A prestação de cuidados pode ser uma situação custosa para os cuidadores informais, Expressar estas situações através de histórias que envolvem fadiga e luto, pode ajudar a aprofundar as relações entre entes queridos. Ajudar os/as cuidadores/as a aceitarem as suas próprias histórias pode contribuir para um renovado sentimento de significado e propósito.

De uma perspectiva de prática narrativa, deixa-se aqui as seguintes sugestões que poderão ser implementadas pelos/as profissionais de saúde, e que os/as cuidadores/as informais podem também ter em consideração.

Recomendações práticas

  1. Encoraje os/as cuidadores/as informais a partilhar as suas histórias de prestação de cuidados e da relação com o seu ente querido.
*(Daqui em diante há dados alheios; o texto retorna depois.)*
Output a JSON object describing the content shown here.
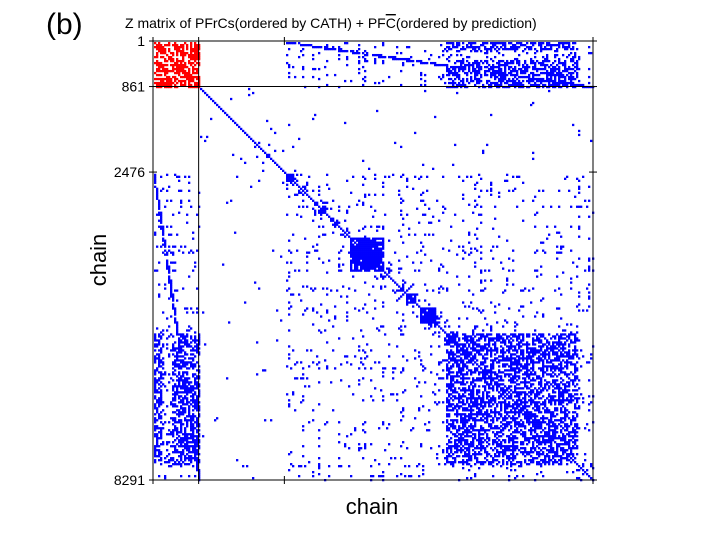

Faça perguntas de resposta aberta (“conte-me sobre o tempo em que…”) e ouça com empatia. Encoraje os/as cuidadores/as a falarem com amigos ou a integrarem grupos de apoio de pares onde há espaço para partilhar histórias.
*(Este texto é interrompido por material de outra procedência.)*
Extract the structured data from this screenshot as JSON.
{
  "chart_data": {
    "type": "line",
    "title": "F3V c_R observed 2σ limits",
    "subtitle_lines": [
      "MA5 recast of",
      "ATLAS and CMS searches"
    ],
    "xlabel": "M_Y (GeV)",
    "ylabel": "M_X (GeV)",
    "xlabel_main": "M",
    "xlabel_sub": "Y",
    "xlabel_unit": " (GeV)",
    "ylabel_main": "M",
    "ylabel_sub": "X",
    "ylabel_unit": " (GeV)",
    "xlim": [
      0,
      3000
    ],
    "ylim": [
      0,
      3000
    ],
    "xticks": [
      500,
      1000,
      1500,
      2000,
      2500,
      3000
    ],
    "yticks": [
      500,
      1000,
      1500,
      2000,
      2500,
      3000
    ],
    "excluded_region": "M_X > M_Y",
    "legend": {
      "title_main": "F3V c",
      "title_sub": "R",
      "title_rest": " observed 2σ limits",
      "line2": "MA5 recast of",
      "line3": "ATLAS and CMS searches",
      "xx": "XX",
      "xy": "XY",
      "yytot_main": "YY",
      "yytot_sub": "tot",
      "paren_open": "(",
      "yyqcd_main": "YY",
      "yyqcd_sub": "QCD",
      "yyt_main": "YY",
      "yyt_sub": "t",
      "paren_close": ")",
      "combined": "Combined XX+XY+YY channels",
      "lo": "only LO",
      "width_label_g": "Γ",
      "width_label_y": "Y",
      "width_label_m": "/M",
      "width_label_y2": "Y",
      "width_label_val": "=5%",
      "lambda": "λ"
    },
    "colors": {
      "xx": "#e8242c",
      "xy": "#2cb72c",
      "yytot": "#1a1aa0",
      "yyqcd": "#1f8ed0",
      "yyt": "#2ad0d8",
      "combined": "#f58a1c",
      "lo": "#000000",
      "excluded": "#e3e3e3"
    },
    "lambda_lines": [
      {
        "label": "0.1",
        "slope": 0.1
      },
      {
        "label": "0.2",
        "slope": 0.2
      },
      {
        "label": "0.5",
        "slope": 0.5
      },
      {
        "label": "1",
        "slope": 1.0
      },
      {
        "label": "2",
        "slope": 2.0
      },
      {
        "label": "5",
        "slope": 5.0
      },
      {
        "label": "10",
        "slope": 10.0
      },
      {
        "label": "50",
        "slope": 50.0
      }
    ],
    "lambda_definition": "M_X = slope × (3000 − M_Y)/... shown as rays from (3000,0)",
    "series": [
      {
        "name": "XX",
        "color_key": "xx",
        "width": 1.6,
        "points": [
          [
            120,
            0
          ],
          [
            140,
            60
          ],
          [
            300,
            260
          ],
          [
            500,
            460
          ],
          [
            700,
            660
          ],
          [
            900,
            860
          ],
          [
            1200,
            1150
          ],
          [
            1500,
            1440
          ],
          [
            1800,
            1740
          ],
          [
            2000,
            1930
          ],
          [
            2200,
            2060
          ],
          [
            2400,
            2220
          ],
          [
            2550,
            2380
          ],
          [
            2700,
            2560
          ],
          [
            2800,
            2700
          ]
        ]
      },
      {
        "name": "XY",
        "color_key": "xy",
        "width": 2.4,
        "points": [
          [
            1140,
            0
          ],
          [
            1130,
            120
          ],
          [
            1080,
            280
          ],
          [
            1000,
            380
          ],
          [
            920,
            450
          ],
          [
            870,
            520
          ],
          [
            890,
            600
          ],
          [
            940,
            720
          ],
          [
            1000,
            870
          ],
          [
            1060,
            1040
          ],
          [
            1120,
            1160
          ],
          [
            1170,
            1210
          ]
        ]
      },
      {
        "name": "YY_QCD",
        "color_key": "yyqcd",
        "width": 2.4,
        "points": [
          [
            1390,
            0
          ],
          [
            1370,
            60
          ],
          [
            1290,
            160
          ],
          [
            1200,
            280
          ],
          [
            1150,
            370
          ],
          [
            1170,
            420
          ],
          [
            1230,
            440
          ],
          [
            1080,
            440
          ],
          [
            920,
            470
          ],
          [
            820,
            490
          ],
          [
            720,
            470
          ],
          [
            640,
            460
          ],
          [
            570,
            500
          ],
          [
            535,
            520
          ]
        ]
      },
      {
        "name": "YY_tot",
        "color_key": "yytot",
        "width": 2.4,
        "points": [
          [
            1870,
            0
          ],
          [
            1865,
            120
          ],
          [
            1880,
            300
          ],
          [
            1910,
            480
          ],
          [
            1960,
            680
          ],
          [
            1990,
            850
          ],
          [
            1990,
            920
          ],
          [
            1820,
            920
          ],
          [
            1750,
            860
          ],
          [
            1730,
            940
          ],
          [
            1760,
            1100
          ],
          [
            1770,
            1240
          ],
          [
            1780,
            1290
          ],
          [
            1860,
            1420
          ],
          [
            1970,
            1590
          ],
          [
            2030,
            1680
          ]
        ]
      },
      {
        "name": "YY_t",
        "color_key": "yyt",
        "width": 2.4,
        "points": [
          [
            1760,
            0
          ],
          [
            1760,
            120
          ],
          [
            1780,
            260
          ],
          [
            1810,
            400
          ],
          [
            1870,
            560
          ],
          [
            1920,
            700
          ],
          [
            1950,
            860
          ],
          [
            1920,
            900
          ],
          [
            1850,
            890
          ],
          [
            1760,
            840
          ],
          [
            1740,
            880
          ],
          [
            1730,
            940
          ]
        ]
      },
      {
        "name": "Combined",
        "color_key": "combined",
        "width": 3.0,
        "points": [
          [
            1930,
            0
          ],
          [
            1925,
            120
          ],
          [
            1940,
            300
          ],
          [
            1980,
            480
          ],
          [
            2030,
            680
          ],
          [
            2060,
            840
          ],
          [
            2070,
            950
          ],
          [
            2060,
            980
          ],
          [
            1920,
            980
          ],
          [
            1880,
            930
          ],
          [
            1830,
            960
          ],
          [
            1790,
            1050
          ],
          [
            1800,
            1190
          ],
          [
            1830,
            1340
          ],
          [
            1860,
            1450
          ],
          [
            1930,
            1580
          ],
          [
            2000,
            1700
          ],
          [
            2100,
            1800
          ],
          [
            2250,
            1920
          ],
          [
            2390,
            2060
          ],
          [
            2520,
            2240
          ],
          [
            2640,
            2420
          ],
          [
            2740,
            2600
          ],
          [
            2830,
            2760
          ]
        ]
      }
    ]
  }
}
  2. Encoraje os/as cuidadores/as a escreverem um diário, a lerem e refletirem. Refletir sobre estas histórias é uma boa forma dos cuidadores fazerem sentido do que está a acontecer nas suas vidas, e isto pode ser benéfico para a saúde de várias formas.
  3. Tenha em consideração que as histórias dos/as cuidadores/as são relacionais, proponha que os/as cuidadores/as e as pessoas de quem cuidam dediquem tempo a falar sobre o seu passado partilhado e o seu presente. Dê aos cuidadores ideias sobre como evocar e ligar memórias com a pessoa cuidada (por exemplo, ao ver fotografias antigas, objetos que evocam memórias partilhadas, fazer caixas de memória ou colagens).
  4. Estas práticas de storytelling levam tempo a implementar e podem não ser bem aceite por todos os/as cuidadores/as. Elas devem por isso ser discutidas de forma sensível e gradual. Como as histórias podem evocar múltiplas emoções, a prática de storytelling podem ser também realizadas em breves sessões.